Preço de memória volta ao nível de 2007 e apaga vinte anos de queda

A corrida por IA levou a memória a preços que o mercado não via desde antes do primeiro iPhone. Um bilhão de dólares em chips de celular espera na prateleira.

Preço de memória volta ao nível de 2007 e apaga vinte anos de queda
Hardware · 4 a 9 de agosto de 2026

O preço da memória voltou, em termos normalizados, ao patamar de 2007. O cálculo é de um pesquisador que acompanha a série histórica e mostra que a escassez provocada pela demanda de inteligência artificial desfez, em questão de meses, duas décadas de queda contínua de preço.

A memória é o caso mais bem documentado de barateamento constante na indústria de computação. Voltar a 2007 não significa que a tecnologia regrediu, e sim que a demanda cresceu num ritmo que a capacidade instalada de fabricação não acompanha, e não vai acompanhar no curto prazo, porque fábrica nova leva anos.

O efeito já saiu do campo abstrato. Segundo apuração do setor, cerca de um bilhão de dólares em chips destinados à próxima geração de iPhone estariam parados aguardando encapsulamento por causa da escassez de memória. Quando o gargalo atinge o produto de maior volume da maior fabricante de telefones, ele deixou de ser problema de nicho.

Do lado da oferta, os fabricantes correm.

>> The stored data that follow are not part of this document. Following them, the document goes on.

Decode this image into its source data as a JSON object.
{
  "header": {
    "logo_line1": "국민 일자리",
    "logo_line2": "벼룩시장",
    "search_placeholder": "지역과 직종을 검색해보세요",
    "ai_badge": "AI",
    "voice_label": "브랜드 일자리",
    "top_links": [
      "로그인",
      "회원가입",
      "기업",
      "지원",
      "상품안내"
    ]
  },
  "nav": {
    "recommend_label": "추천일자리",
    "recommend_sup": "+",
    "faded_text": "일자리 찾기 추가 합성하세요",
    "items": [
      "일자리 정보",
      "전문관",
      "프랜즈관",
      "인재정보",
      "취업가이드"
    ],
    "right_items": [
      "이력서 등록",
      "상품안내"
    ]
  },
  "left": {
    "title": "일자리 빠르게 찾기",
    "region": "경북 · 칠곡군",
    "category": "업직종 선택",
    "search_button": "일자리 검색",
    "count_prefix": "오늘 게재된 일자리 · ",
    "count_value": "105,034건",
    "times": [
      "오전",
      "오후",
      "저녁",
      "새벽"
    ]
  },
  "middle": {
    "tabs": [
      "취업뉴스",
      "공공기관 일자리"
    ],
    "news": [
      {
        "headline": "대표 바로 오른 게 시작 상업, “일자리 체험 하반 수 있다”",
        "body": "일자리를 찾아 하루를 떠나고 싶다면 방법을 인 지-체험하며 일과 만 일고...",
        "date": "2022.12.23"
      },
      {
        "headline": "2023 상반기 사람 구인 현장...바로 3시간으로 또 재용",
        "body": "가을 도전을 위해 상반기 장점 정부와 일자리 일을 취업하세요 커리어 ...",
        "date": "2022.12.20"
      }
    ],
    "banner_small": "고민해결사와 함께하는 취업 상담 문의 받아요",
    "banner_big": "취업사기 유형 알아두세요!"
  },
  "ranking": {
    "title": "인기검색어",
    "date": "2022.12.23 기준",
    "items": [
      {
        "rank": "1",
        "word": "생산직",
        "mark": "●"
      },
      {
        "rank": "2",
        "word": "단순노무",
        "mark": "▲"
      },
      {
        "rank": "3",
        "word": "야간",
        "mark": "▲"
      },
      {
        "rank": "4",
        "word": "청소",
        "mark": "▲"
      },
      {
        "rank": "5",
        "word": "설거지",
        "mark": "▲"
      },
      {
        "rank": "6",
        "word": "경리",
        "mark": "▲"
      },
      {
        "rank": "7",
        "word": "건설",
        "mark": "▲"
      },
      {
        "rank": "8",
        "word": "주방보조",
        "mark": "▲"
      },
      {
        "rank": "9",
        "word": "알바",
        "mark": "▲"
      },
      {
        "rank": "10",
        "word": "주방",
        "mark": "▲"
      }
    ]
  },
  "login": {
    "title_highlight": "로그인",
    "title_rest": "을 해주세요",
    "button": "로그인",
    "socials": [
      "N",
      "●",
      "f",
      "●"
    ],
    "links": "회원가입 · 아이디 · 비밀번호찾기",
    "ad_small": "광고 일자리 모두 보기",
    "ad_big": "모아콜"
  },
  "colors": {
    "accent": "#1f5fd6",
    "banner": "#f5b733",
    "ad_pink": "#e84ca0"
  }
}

A Samsung apresentou três tecnologias de memória de próxima geração voltadas a data center de IA, e Sandisk e SK hynix divulgaram especificação com empilhamento de até dezesseis camadas. São respostas reais, mas de maturação lenta.

Para quem compra equipamento, a leitura prática é que orçamento feito com preço do ano passado não fecha, e a diferença não volta ao normal por decisão de fornecedor. Foi por isso que fabricantes de notebook passaram a aceitar memória de segunda fonte, como noticiado nesta mesma semana.